Wednesday, July 25, 2012

Singing the insulation Blues



Tucked and ruched into the walls, this denim insulation took on a sculptural look.  As we could not do a straw bale house this was the next best thing for us. No harm, no itch and no sneezing! It is comforting to know that we are insulated against the winter cold with blue jeans no less.  


sashiko-a type of Japanese embroidery done with running stitches,
white thread and indigo cloth
Looking at the walls with its inners exposed was a visual treat.  It reminded me of the running stitches on the flat fell seams of jeans, too. 

 I wish I had invented blue jeans. They have expression, modesty, sex appeal, simplicity - all I hope for in my clothes.
  Yves Saint Laurent

dome ceiling in one of the bedrooms


 There is no blue without yellow and without orange.
Vincent Van Gogh


"Pour down your warmth great sun!"

from Walt Whitman's Out of the Cradle Endlessly Rocking


salvaged windows from an old house in Albion (just south of here on the coast)  






Visualize this thing that you want, see it, feel it, believe in it. Make your mental blue print, and begin to build. ~Robert Collier


kitchen area
Whenever I feel blue, I start breathing again.
~L. Frank Baum 


Now the walls are covered with its outer membrane of wood and plaster.  Still the house breathes in the ocean breeze and the cool air taste so clean.  The last layers are coming.  Selection of earth colors for the walls were chosen and it's a wait and see. 

Each time something is done, each stage, each step brings us ever closer to understanding and falling in love with the nature of this one simple house.

Wednesday, May 16, 2012

Splish Splash



 Everything is a miracle.  It is a miracle that one does not dissolve in one's bath like a lump of sugar.
~Pablo Picasso

 

It is time to look for a tub/shower for the guest bathroom.   Tubs are highly personal.  Some people love to soak for a long time and listen to music.  Others love candles and a good view.  Oh la la and when love is in the air........

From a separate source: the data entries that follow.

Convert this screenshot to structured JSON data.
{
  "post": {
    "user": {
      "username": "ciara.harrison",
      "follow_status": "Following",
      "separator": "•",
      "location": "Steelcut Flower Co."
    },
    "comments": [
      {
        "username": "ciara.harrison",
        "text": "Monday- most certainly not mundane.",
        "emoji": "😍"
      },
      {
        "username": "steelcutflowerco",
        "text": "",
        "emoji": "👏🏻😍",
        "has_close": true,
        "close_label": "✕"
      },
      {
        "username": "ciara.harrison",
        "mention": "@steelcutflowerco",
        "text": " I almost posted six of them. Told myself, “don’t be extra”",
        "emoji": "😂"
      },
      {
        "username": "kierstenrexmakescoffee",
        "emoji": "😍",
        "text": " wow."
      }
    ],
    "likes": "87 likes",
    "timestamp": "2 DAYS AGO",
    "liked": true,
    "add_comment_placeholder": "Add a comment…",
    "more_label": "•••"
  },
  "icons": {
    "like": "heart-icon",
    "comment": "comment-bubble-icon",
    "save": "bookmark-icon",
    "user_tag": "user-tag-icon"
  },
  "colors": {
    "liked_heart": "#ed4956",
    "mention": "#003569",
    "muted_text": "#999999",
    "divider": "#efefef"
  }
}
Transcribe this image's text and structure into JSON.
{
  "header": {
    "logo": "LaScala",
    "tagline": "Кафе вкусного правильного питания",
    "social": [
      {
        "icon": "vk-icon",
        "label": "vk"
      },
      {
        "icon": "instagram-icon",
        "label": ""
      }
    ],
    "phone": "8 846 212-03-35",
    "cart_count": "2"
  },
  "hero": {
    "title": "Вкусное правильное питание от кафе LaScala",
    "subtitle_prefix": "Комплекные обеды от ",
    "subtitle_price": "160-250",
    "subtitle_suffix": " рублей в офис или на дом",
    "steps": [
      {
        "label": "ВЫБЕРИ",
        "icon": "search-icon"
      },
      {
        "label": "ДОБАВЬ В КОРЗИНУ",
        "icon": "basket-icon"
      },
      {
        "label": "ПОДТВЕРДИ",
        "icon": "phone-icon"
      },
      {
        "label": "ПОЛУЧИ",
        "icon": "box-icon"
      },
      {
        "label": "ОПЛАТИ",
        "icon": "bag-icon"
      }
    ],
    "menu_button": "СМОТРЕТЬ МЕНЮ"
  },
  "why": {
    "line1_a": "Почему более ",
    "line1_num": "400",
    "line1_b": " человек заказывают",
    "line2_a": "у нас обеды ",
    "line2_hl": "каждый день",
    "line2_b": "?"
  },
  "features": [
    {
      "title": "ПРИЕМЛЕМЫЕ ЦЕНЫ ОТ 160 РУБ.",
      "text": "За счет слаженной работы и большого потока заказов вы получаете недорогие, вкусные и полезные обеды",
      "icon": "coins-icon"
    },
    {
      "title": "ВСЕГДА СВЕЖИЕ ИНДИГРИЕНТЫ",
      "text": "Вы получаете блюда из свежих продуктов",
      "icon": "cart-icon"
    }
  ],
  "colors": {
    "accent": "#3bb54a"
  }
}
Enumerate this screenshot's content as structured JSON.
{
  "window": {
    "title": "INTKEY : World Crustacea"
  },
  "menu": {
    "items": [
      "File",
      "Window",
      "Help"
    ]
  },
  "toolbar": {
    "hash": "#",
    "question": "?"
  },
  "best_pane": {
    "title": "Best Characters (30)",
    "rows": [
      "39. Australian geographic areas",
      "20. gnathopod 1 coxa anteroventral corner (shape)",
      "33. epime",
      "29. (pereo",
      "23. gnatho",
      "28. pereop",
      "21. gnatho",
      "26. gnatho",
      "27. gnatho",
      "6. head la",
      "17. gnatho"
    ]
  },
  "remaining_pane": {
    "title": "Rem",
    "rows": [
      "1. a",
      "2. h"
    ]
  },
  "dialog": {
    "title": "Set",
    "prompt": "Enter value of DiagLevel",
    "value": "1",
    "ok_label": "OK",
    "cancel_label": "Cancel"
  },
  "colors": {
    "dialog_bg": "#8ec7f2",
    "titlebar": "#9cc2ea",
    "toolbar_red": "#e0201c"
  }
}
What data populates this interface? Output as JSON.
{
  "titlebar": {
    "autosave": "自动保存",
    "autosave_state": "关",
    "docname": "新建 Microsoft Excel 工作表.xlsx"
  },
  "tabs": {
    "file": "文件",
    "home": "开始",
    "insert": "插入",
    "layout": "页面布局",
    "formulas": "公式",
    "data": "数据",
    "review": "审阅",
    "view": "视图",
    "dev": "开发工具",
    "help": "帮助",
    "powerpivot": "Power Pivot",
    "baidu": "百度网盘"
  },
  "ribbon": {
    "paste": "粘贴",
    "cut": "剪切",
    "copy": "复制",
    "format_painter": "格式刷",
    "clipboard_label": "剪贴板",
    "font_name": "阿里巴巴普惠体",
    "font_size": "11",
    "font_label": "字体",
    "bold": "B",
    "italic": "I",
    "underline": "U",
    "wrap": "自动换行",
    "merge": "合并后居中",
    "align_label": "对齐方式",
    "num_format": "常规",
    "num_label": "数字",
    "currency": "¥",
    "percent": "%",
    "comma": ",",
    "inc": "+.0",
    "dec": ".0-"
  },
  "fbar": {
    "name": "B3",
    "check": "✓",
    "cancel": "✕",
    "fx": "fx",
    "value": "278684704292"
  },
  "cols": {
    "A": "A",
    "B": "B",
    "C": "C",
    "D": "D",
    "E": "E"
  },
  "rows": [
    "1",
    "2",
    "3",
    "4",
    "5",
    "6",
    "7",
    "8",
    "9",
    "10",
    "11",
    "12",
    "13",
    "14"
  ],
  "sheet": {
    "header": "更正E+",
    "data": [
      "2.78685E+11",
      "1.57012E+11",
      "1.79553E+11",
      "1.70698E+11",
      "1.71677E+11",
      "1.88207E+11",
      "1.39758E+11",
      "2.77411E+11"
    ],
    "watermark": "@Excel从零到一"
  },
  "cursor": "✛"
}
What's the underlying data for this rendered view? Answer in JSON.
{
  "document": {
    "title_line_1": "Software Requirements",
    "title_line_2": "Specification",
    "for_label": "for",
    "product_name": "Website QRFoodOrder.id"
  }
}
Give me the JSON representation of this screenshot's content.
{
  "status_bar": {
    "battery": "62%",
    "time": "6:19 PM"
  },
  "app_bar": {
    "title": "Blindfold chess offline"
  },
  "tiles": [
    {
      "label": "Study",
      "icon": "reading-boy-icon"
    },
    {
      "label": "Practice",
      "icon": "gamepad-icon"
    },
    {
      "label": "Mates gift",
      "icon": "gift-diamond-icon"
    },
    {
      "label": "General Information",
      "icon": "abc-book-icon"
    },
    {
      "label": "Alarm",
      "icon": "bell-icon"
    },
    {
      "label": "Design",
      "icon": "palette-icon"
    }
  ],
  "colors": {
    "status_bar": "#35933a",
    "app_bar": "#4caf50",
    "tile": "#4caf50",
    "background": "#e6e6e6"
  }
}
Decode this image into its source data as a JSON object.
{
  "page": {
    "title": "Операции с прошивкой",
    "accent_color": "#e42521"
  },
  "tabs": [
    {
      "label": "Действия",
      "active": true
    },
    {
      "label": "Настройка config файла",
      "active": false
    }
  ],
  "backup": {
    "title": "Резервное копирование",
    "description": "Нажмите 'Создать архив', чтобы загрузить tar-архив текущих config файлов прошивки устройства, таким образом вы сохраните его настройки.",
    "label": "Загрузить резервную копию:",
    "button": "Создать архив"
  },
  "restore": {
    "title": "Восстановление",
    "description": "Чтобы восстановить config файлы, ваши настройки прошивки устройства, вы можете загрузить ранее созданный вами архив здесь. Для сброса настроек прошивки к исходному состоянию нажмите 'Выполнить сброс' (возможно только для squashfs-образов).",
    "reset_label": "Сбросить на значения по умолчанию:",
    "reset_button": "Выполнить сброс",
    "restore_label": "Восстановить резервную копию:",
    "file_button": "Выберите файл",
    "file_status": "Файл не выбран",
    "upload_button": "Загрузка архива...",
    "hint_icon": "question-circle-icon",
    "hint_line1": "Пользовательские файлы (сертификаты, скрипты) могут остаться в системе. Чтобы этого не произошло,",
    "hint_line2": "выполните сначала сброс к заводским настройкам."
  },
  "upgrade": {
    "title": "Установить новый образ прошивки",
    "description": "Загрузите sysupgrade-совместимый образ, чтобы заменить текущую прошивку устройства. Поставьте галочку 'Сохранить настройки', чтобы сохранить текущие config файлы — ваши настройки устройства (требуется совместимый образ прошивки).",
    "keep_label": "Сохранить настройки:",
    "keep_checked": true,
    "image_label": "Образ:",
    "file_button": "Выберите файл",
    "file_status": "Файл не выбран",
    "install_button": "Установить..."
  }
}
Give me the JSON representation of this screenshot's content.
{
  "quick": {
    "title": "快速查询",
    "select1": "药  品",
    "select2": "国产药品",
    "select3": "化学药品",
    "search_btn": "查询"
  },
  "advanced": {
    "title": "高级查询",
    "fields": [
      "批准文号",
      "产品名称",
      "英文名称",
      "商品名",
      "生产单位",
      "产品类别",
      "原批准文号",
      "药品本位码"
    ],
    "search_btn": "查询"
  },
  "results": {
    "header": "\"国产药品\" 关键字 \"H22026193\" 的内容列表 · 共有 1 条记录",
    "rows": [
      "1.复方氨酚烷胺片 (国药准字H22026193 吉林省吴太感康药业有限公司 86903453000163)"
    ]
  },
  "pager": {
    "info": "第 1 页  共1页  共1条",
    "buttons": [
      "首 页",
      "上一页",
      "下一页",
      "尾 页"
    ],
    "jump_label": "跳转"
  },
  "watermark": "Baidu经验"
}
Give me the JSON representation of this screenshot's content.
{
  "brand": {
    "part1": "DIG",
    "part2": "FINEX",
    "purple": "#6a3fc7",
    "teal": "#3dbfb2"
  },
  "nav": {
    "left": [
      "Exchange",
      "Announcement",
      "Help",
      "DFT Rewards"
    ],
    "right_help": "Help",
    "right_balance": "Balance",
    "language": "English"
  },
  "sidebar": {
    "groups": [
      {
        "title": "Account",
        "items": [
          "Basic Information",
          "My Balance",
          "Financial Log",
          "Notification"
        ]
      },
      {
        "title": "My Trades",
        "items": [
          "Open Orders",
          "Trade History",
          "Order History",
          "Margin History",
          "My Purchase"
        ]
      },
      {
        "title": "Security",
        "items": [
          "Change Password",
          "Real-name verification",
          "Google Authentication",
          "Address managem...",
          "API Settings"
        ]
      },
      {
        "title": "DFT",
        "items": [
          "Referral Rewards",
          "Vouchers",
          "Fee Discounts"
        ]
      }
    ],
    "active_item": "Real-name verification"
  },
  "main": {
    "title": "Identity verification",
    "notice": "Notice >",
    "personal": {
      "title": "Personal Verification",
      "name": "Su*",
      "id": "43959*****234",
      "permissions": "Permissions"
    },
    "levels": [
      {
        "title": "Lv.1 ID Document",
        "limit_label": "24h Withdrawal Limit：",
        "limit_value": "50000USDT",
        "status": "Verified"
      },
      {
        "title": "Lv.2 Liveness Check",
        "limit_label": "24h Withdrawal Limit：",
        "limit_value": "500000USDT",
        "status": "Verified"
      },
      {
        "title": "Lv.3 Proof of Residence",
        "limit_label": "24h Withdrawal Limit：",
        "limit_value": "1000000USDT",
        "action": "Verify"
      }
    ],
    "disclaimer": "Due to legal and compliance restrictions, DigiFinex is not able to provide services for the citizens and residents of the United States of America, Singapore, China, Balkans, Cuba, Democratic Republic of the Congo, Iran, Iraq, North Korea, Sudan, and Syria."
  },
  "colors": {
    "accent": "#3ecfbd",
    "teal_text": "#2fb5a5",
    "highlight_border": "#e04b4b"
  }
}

There are so many styles and shapes.  I love the clean lines of  the simple, stand alone tubs.  I wanted the white tub above.  It turns out they are all too wide for the space.  Very disappointing.  I had to look for something else.  Plus, after all, this bathroom is very, very small.  I just felt because it is so small it needed something special. 



Herr Reinhart suggested a clawfoot tub.  We had stayed in the historic Wawona Hotel in Yosemite National Park years ago.  Our room had a private bath with a clawfoot tub with a shower.  I began looking at clawfoot tubs.  Not as costly.  Will fit in the small confines of this tiny bathroom.  It has a specialness.  And I could paint the outside whatever color I wanted if I so desired! 

 

Off to Ohmega Salvage in Berkeley to do some tub shopping! 


Photos from various sources.  Click on for links.


Thursday, April 26, 2012

Windows

All the windows of my heart I open to the day.
 
John Greenleaf Whittier
 
 
 
window shopping in Carmel-by-the-Sea, California

As a child I had an absorbing pleasure of drawing simple box houses.  I loved drawing the square, then the triangle and finally the little rectangles for the windows.  The real fun came with the windows.  I would make curtains or sashes or even a flower in a vase sitting on the sill.  Sometimes I would color the inside of the windows with bright yellow. To this day I love paintings of simple, block houses. 



  
Georgia O'Keefe   Barn with Snow  c. 1933









It is no wonder that I wanted a simple, box shaped house.  Built of straw.  But 2008 happened and no one would give us a loan for straw bale construction.  They would give us a construction loan for a stick house.  No bricks---earthquake country.  No straw---unconventional.  Just sticks.  This is getting to sound like Three Little Pigs.


 

There are some elements of a straw bale house that we were able to keep.  The window sills done in earth plaster, walls with lime plaster with clay paint and a few other things.  I love some softness that the windows provide, but I also love angles.  My eye needs some conventional space that provides a protective hardness, too.  A  stretched canvas board feeling.  Too much softness would swallow me up.  I need some framing solidness, too. 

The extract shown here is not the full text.